Delays in grants of probate have been in the news, with what should be a straightforward but necessary part of dealing with someone's estate being made much harder.
Grants of probate are provided when applicants are given the legal right to deal with someone's property, money and possessions after they die. Despite government targets to complete the process in eight weeks, many applications are taking considerably longer. Understandably, this is causing problems to many bereaved families who need support, not more stress, at this most difficult of times.
In January 2022, the Ministry of Justice announced a single, flat-rate fee of £273 for all users of the probate services. For non-professional users, this constituted an almost 80 per cent increase. However, instead of a better service to match this heightened cost, waiting times have become longer.
As seen in the chart, digital applications in April 2022 took more than 13 weeks from submission to grant when stopped for more information to be requested and 4.4 weeks without stops. This is an increase of more than a month on the April 2020 figures. For paper applications, from submission to grant takes around 22 weeks when stopped and 8.9 weeks without stops, an increase on 2020 of almost 75 per cent. It is also worth noting that in 2019 in the MoJ had a target of ten working days to process applications, which it missed in 90 per cent of cases. That target has since been dropped.
Stopped applications are now taking more than five months to process. HM Courts & Tribunals Service (HMCTS) states that applications can be stopped for a number of reasons, including the condition of the will, documents being missing or an executor not being accounted for. Though HMCTS has stated it is fully committed to directing its resources to combat the backlog of stopped applications, this has come at the cost of further delays for new applications. According to the Law Society, HMCTS says it aimed to return to pre-Covid levels by December 2021, however this was unsuccessful due to a 'higher than forecast' intake at the end of the year.
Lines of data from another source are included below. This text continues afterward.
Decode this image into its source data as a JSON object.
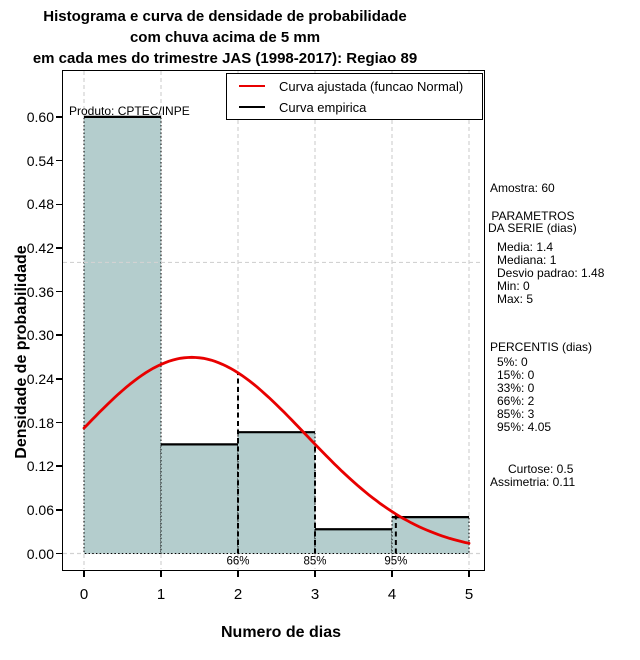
{
  "title": {
    "line1": "Histograma e curva de densidade de probabilidade",
    "line2": "com chuva acima de 5 mm",
    "line3": "em cada mes do trimestre JAS (1998-2017): Regiao 89"
  },
  "watermark": "Produto: CPTEC/INPE",
  "legend": {
    "items": [
      {
        "label": "Curva ajustada (funcao Normal)",
        "color": "#e80000"
      },
      {
        "label": "Curva empirica",
        "color": "#000000"
      }
    ]
  },
  "axes": {
    "x_label": "Numero de dias",
    "y_label": "Densidade de probabilidade",
    "x_tick_labels": [
      "0",
      "1",
      "2",
      "3",
      "4",
      "5"
    ],
    "x_tick_values": [
      0,
      1,
      2,
      3,
      4,
      5
    ],
    "y_tick_labels": [
      "0.00",
      "0.06",
      "0.12",
      "0.18",
      "0.24",
      "0.30",
      "0.36",
      "0.42",
      "0.48",
      "0.54",
      "0.60"
    ],
    "y_tick_values": [
      0,
      0.06,
      0.12,
      0.18,
      0.24,
      0.3,
      0.36,
      0.42,
      0.48,
      0.54,
      0.6
    ]
  },
  "stats_panel": {
    "amostra": "Amostra: 60",
    "parametros_header": [
      " PARAMETROS",
      "DA SERIE (dias)"
    ],
    "parametros_items": [
      "Media: 1.4",
      "Mediana: 1",
      "Desvio padrao: 1.48",
      "Min: 0",
      "Max: 5"
    ],
    "percentis_header": "PERCENTIS (dias)",
    "percentis_items": [
      "5%: 0",
      "15%: 0",
      "33%: 0",
      "66%: 2",
      "85%: 3",
      "95%: 4.05"
    ],
    "shape_items": [
      "Curtose: 0.5",
      "Assimetria: 0.11"
    ]
  },
  "chart_data": {
    "type": "bar",
    "subtype": "histogram-with-density-curves",
    "title": "Histograma e curva de densidade de probabilidade com chuva acima de 5 mm em cada mes do trimestre JAS (1998-2017): Regiao 89",
    "xlabel": "Numero de dias",
    "ylabel": "Densidade de probabilidade",
    "xlim": [
      0,
      5
    ],
    "ylim": [
      0,
      0.66
    ],
    "grid": true,
    "legend_position": "top-right",
    "sample_size": 60,
    "bin_edges": [
      0,
      1,
      2,
      3,
      4,
      5
    ],
    "bar_densities": [
      0.6,
      0.15,
      0.1667,
      0.0333,
      0.05
    ],
    "normal_fit": {
      "mean": 1.4,
      "sd": 1.48
    },
    "percentile_lines": [
      {
        "label": "66%",
        "x": 2
      },
      {
        "label": "85%",
        "x": 3
      },
      {
        "label": "95%",
        "x": 4.05
      }
    ],
    "x_gridlines": [
      0,
      1,
      2,
      3,
      4,
      5
    ],
    "y_gridlines": [
      0,
      0.4
    ],
    "colors": {
      "bar_fill": "#b4cdcd",
      "bar_border": "#000000",
      "fitted_curve": "#e80000",
      "empirical_curve": "#000000",
      "grid": "#d2d2d2"
    }
  }
}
A recent article in The Times has drawn further attention to these delays by recounting the story of Barbara Lewis, who passed away in November last year. Her daughter, Yvonne Davies, applied for a grant of probate and expected to receive the grant eight weeks later. However, six months later and despite repeated attempts to contact the MoJ, Yvonne had still not received her grant apparently due to delays scanning her mothers' documents.
Alongside this, just months before the Covid-19 pandemic further exacerbated delays, HMCTS introduced a new probate case data management system. Anecdotal evidence has so far suggested that this new online process is only fit to deal with the most simple cases, with anything more complex unable to process through the system, in turn resulting in more stopped cases and an increasing number of grant delays. It all provides further evidence that such delays cannot be solely blamed on the increase in applications due to Covid-19.
According to HMCTS, the current focus is on 'reducing the timeliness of probate applications, driving new application volumes down and ensuring the growth of specialist intestacy knowledge across a broader group of staff'. However, as seen in the increases in waiting times, as well as prices, this is very much not the case.
With no sign that the rise in costs, the expansion of HMCTS to centralise administration or the new online service have led to an improved services, the government must act. Families applying for probate should be offered reimbursement for delays experienced. Grieving families deserve better.